Saakashvili likely was responding a statement made two days earlier by Kokoiti, who claimed to have reliable information that Georgia planned to invade the breakaway region no later than July 7 or 8. Earlier Saakashvili had responded to similar statements by the South Ossetian party with a public pledge that Georgia would never use military force against South Ossetia, because “The residents of the region are our fellow citizens.” Moreover, Saakashvili offered South Ossetia greater autonomy within Georgia, in fact more leeway than North Ossetia enjoys in Russia. The South Ossetian Minister of Extraordinary Affairs, Boris Chochiev, turned down Saakashvili’s offer, saying South Ossetia still pins its hopes on Russian protection. (, July 1). Then in a July 2 interview with Imedi-TV, Saakashvili back-pedalled, saying that Georgia would use military force if confronted by a fatal threat to the country’s territorial integrity. Over the next few days Saakashvili conspicuously and continuously mentioned the increasing combat readiness of the Georgian armed forces.

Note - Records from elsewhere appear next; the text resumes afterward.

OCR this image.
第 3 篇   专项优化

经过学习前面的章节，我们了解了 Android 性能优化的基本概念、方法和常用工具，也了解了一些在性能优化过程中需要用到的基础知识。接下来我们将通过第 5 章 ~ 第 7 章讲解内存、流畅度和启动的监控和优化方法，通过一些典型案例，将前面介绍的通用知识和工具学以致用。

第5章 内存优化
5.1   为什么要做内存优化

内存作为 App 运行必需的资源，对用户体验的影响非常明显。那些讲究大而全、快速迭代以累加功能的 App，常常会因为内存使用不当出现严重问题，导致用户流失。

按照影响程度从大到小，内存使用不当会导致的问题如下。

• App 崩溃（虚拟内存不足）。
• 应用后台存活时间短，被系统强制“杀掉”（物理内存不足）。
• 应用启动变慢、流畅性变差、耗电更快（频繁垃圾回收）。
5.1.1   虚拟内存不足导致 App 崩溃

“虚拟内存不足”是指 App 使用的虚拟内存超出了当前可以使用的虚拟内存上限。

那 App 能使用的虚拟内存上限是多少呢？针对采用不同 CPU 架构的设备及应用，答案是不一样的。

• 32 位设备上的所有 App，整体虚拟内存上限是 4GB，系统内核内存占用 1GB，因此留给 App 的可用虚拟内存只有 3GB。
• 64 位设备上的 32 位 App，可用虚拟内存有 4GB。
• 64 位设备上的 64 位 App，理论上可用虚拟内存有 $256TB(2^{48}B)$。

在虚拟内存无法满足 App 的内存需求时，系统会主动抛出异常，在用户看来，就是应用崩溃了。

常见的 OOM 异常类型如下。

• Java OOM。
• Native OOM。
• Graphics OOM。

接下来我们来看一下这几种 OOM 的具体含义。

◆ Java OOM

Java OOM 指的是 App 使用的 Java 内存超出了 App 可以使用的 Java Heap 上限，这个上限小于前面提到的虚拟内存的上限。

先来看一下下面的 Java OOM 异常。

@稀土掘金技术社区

Tskhinvali took note of Tbilisi’s efforts to “crack the whip.” On July 3, the South Ossetian separatists unexpectedly released three employees of the Georgian Security Ministry who had been arrested on June 28 for allegedly gathering information in South Ossetian territory. The South Ossetian rebels explained that gesture as “an expression of a good will” (Civil Georgia, June 3), although they had previously vowed to hold the officers pending a complete investigation. Georgian officials had refused to negotiate with the South Ossetians until the security officials were released and had warned that it might conduct a special operation to free them (Media News, June 4).

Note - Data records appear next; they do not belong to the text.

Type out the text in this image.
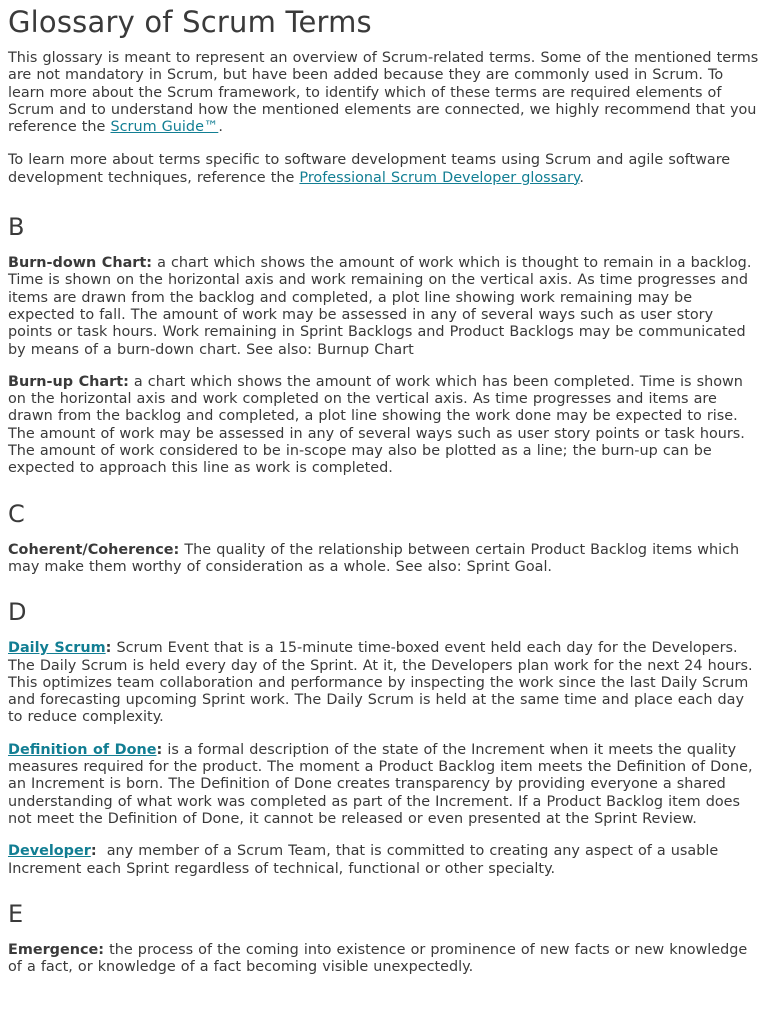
Glossary of Scrum Terms

This glossary is meant to represent an overview of Scrum-related terms. Some of the mentioned terms are not mandatory in Scrum, but have been added because they are commonly used in Scrum. To learn more about the Scrum framework, to identify which of these terms are required elements of Scrum and to understand how the mentioned elements are connected, we highly recommend that you reference the Scrum Guide™.

To learn more about terms specific to software development teams using Scrum and agile software development techniques, reference the Professional Scrum Developer glossary.

B

Burn-down Chart: a chart which shows the amount of work which is thought to remain in a backlog. Time is shown on the horizontal axis and work remaining on the vertical axis. As time progresses and items are drawn from the backlog and completed, a plot line showing work remaining may be expected to fall. The amount of work may be assessed in any of several ways such as user story points or task hours. Work remaining in Sprint Backlogs and Product Backlogs may be communicated by means of a burn-down chart. See also: Burnup Chart

Burn-up Chart: a chart which shows the amount of work which has been completed. Time is shown on the horizontal axis and work completed on the vertical axis. As time progresses and items are drawn from the backlog and completed, a plot line showing the work done may be expected to rise. The amount of work may be assessed in any of several ways such as user story points or task hours. The amount of work considered to be in-scope may also be plotted as a line; the burn-up can be expected to approach this line as work is completed.

C

Coherent/Coherence: The quality of the relationship between certain Product Backlog items which may make them worthy of consideration as a whole. See also: Sprint Goal.

D

Daily Scrum: Scrum Event that is a 15-minute time-boxed event held each day for the Developers. The Daily Scrum is held every day of the Sprint. At it, the Developers plan work for the next 24 hours. This optimizes team collaboration and performance by inspecting the work since the last Daily Scrum and forecasting upcoming Sprint work. The Daily Scrum is held at the same time and place each day to reduce complexity.

Definition of Done: is a formal description of the state of the Increment when it meets the quality measures required for the product. The moment a Product Backlog item meets the Definition of Done, an Increment is born. The Definition of Done creates transparency by providing everyone a shared understanding of what work was completed as part of the Increment. If a Product Backlog item does not meet the Definition of Done, it cannot be released or even presented at the Sprint Review.

Developer:  any member of a Scrum Team, that is committed to creating any aspect of a usable Increment each Sprint regardless of technical, functional or other specialty.

E

Emergence: the process of the coming into existence or prominence of new facts or new knowledge of a fact, or knowledge of a fact becoming visible unexpectedly.
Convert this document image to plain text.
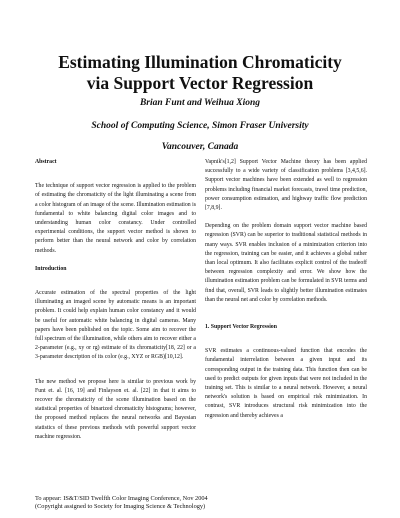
Estimating Illumination Chromaticity
via Support Vector Regression
Brian Funt and Weihua Xiong
School of Computing Science, Simon Fraser University
Vancouver, Canada
Abstract

The technique of support vector regression is applied to the problem of estimating the chromaticity of the light illuminating a scene from a color histogram of an image of the scene. Illumination estimation is fundamental to white balancing digital color images and to understanding human color constancy. Under controlled experimental conditions, the support vector method is shown to perform better than the neural network and color by correlation methods.

Introduction

Accurate estimation of the spectral properties of the light illuminating an imaged scene by automatic means is an important problem. It could help explain human color constancy and it would be useful for automatic white balancing in digital cameras. Many papers have been published on the topic. Some aim to recover the full spectrum of the illumination, while others aim to recover either a 2-parameter (e.g., xy or rg) estimate of its chromaticity[18, 22] or a 3-parameter description of its color (e.g., XYZ or RGB)[10,12].

The new method we propose here is similar to previous work by Funt et. al. [16, 19] and Finlayson et. al. [22] in that it aims to recover the chromaticity of the scene illumination based on the statistical properties of binarized chromaticity histograms; however, the proposed method replaces the neural networks and Bayesian statistics of these previous methods with powerful support vector machine regression.

Vapnik's[1,2] Support Vector Machine theory has been applied successfully to a wide variety of classification problems [3,4,5,6]. Support vector machines have been extended as well to regression problems including financial market forecasts, travel time prediction, power consumption estimation, and highway traffic flow prediction [7,8,9].

Depending on the problem domain support vector machine based regression (SVR) can be superior to traditional statistical methods in many ways. SVR enables inclusion of a minimization criterion into the regression, training can be easier, and it achieves a global rather than local optimum. It also facilitates explicit control of the tradeoff between regression complexity and error. We show how the illumination estimation problem can be formulated in SVR terms and find that, overall, SVR leads to slightly better illumination estimates than the neural net and color by correlation methods.

1. Support Vector Regression

SVR estimates a continuous-valued function that encodes the fundamental interrelation between a given input and its corresponding output in the training data. This function then can be used to predict outputs for given inputs that were not included in the training set. This is similar to a neural network. However, a neural network's solution is based on empirical risk minimization. In contrast, SVR introduces structural risk minimization into the regression and thereby achieves a

To appear: IS&T/SID Twelfth Color Imaging Conference, Nov 2004
(Copyright assigned to Society for Imaging Science & Technology)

As a result of the standoff, Tbilisi cancelled a scheduled July meeting of the tripartite Mixed Control Commission (MCC) in Moscow. Symptomatically, the cancelled talks bothered the Russian and Ossetian parties more than the Georgian. The Georgian State Minister for Separatist Conflicts, Giorgi Khaindrava, replied, “It doesn’t make sense to make a tragedy of the fact that the planned Mixed Control Commission meeting did not take place,” (Itar-Tass, RIA, July 1). The South Ossetian party considered this statement to be oblique evidence of Georgia’s intention to retake the region by military force (,, July 2).

On July 5, the European Union’s Special Representative for the South Caucasus, Heikki Talvitie, met with Kokoiti in Tskhinvali. According to Talvitie, “My point was that they [authorities in South Ossetia] should respect Georgia’s territorial integrity, but still make their own way of life there. There should be a compromise between these two very valuable principles — Georgia’s territorial integrity and the self-determination of the Ossetian people” (Civil Georgia, July 6). He hailed the Georgian government’s humanitarian aid initiative. “But they [authorities in South Ossetia] are very much afraid. They do not have much trust in the Georgian aid,” Talvitie added.

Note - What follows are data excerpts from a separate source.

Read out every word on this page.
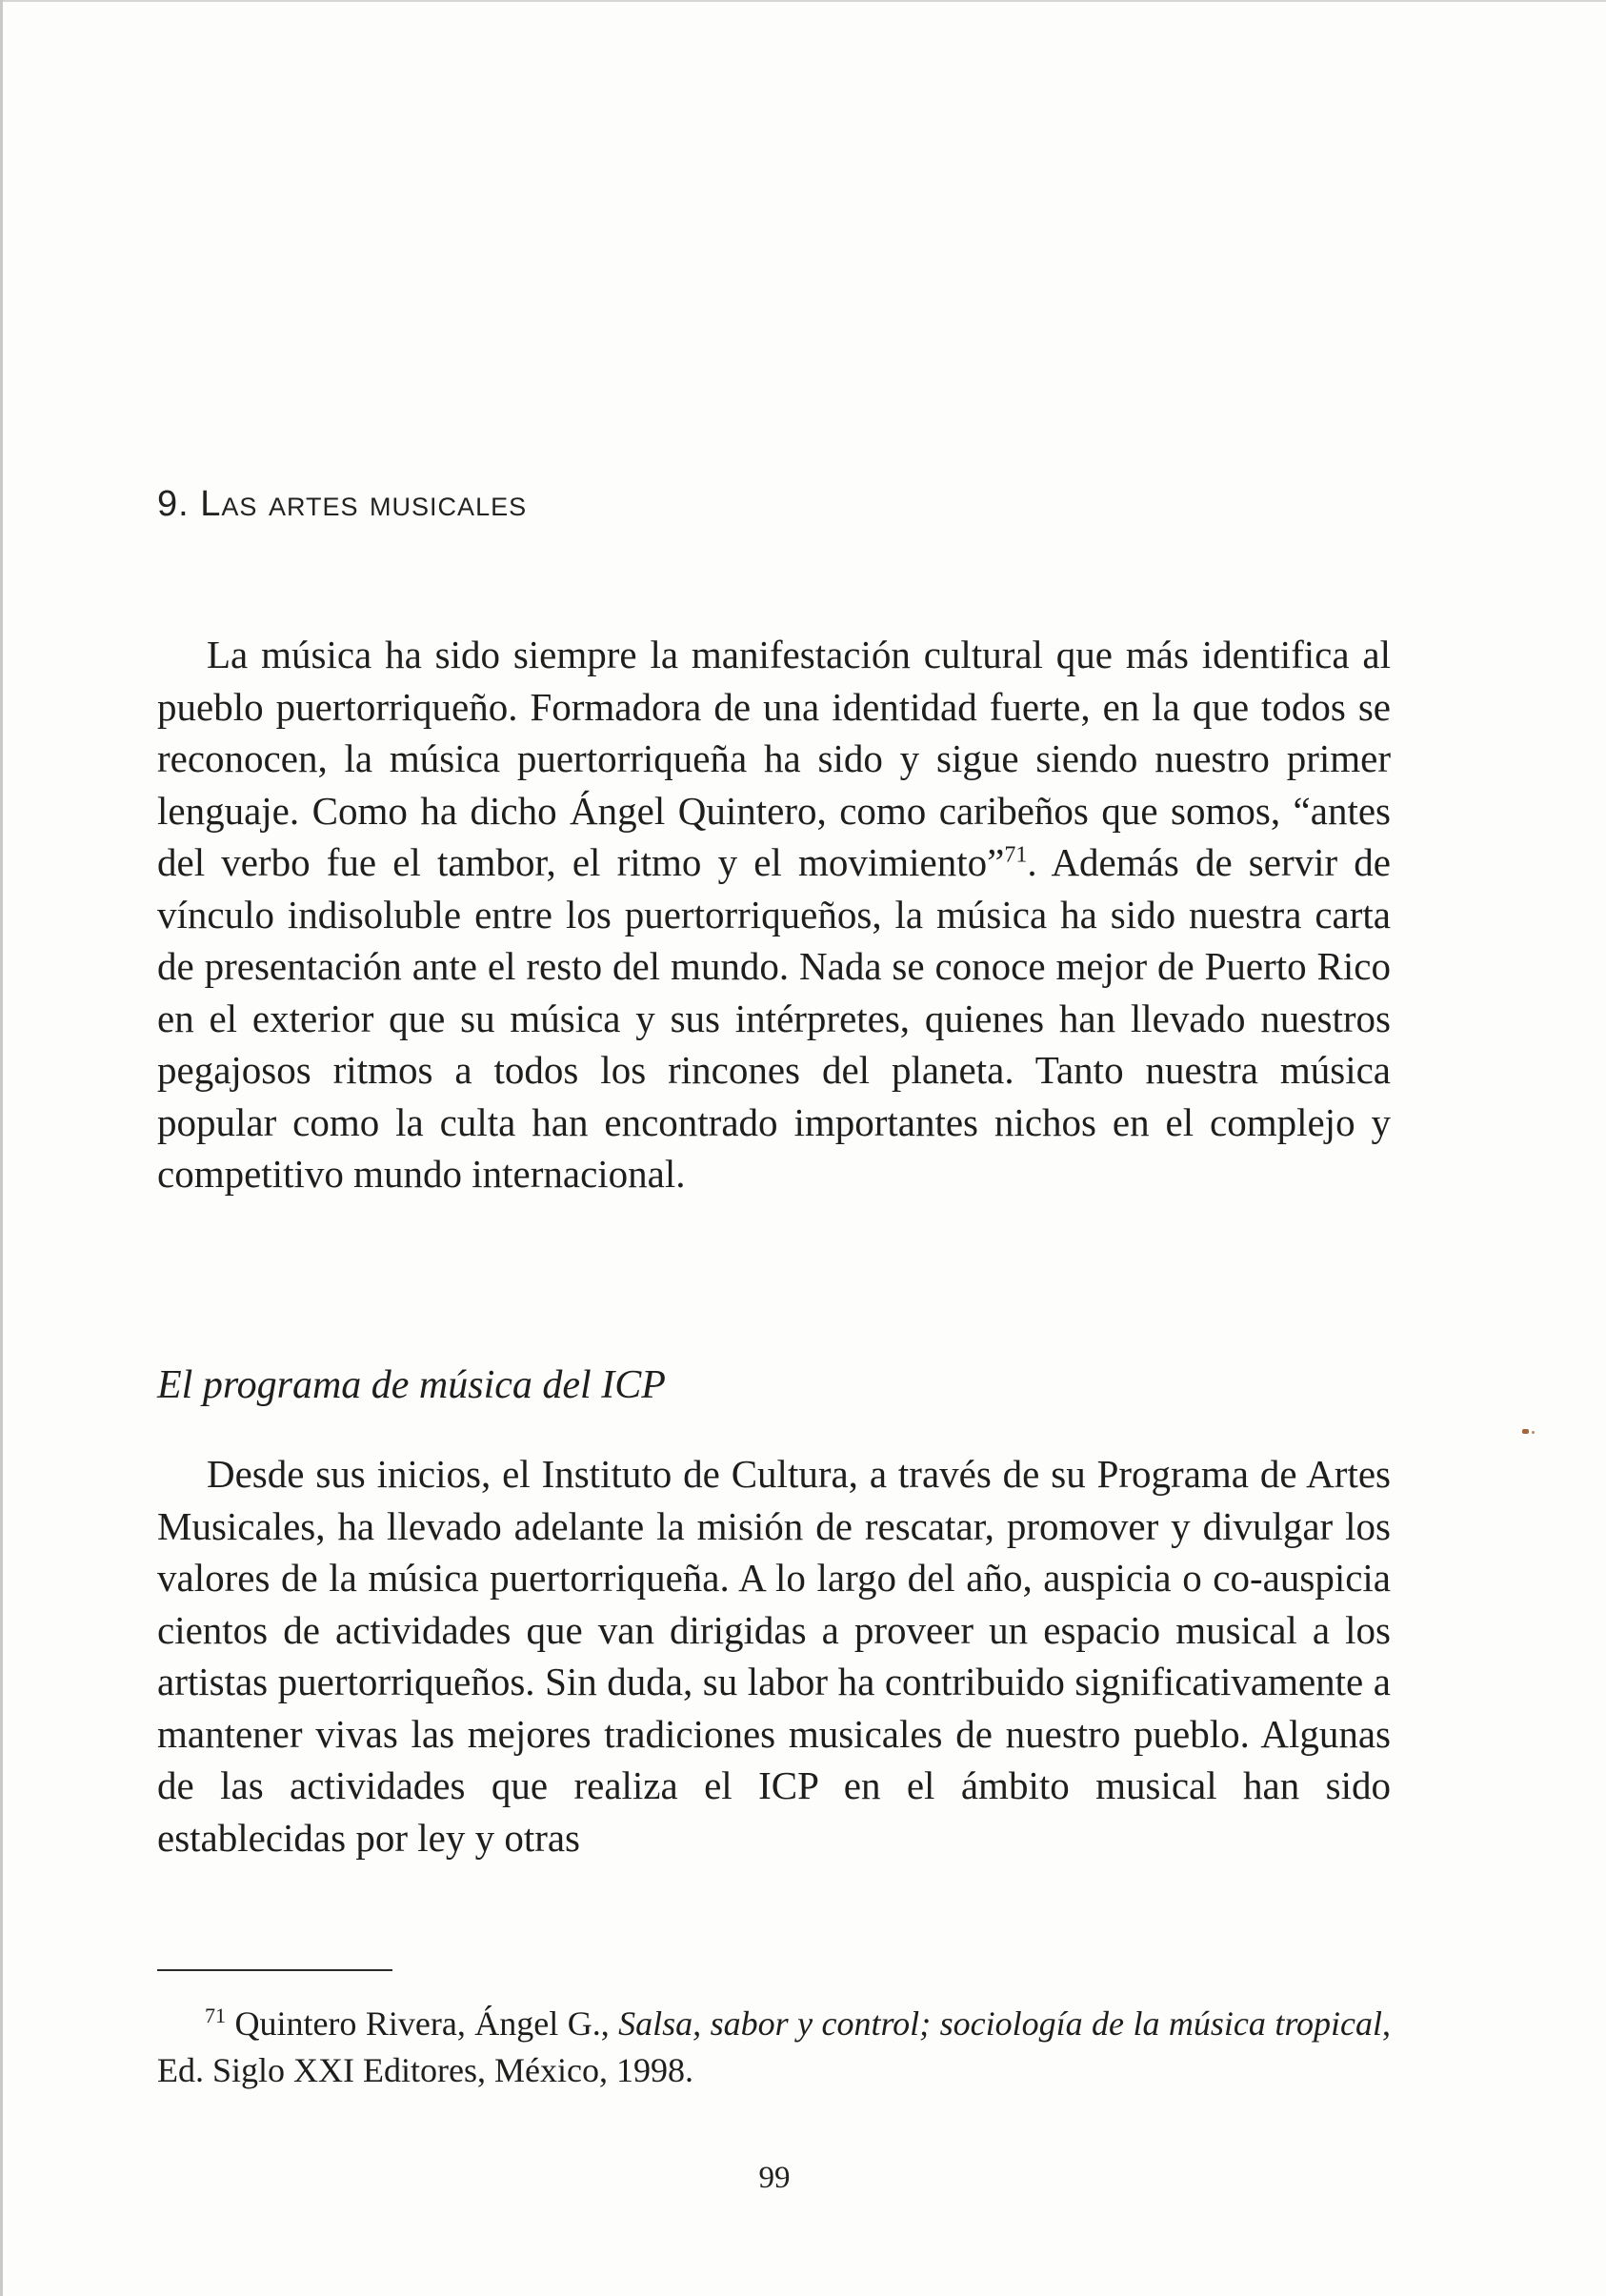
9. Las artes musicales

La música ha sido siempre la manifestación cultural que más identifica al pueblo puertorriqueño. Formadora de una identidad fuerte, en la que todos se reconocen, la música puertorriqueña ha sido y sigue siendo nuestro primer lenguaje. Como ha dicho Ángel Quintero, como caribeños que somos, “antes del verbo fue el tambor, el ritmo y el movimiento”$^{71}$. Además de servir de vínculo indisoluble entre los puertorriqueños, la música ha sido nuestra carta de presentación ante el resto del mundo. Nada se conoce mejor de Puerto Rico en el exterior que su música y sus intérpretes, quienes han llevado nuestros pegajosos ritmos a todos los rincones del planeta. Tanto nuestra música popular como la culta han encontrado importantes nichos en el complejo y competitivo mundo internacional.

El programa de música del ICP

Desde sus inicios, el Instituto de Cultura, a través de su Programa de Artes Musicales, ha llevado adelante la misión de rescatar, promover y divulgar los valores de la música puertorriqueña. A lo largo del año, auspicia o co-auspicia cientos de actividades que van dirigidas a proveer un espacio musical a los artistas puertorriqueños. Sin duda, su labor ha contribuido significativamente a mantener vivas las mejores tradiciones musicales de nuestro pueblo. Algunas de las actividades que realiza el ICP en el ámbito musical han sido establecidas por ley y otras

$^{71}$ Quintero Rivera, Ángel G., Salsa, sabor y control; sociología de la música tropical, Ed. Siglo XXI Editores, México, 1998.

99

It remains to be seen what promises, if any, Putin made to Saakashvili regarding South Ossetia. How the situation plays out will likely set the pattern for Russian-Georgian relations and Moscow’s policies in the South Caucasus in the visible future. So far, the Russian Foreign Ministry continues to toe the same line, calling for Georgian territorial integrity, South Ossetian self-determination, and strong warnings about the grave consequences for Georgia should military force be used (Itar-Tass, Interpress,, July 1-2).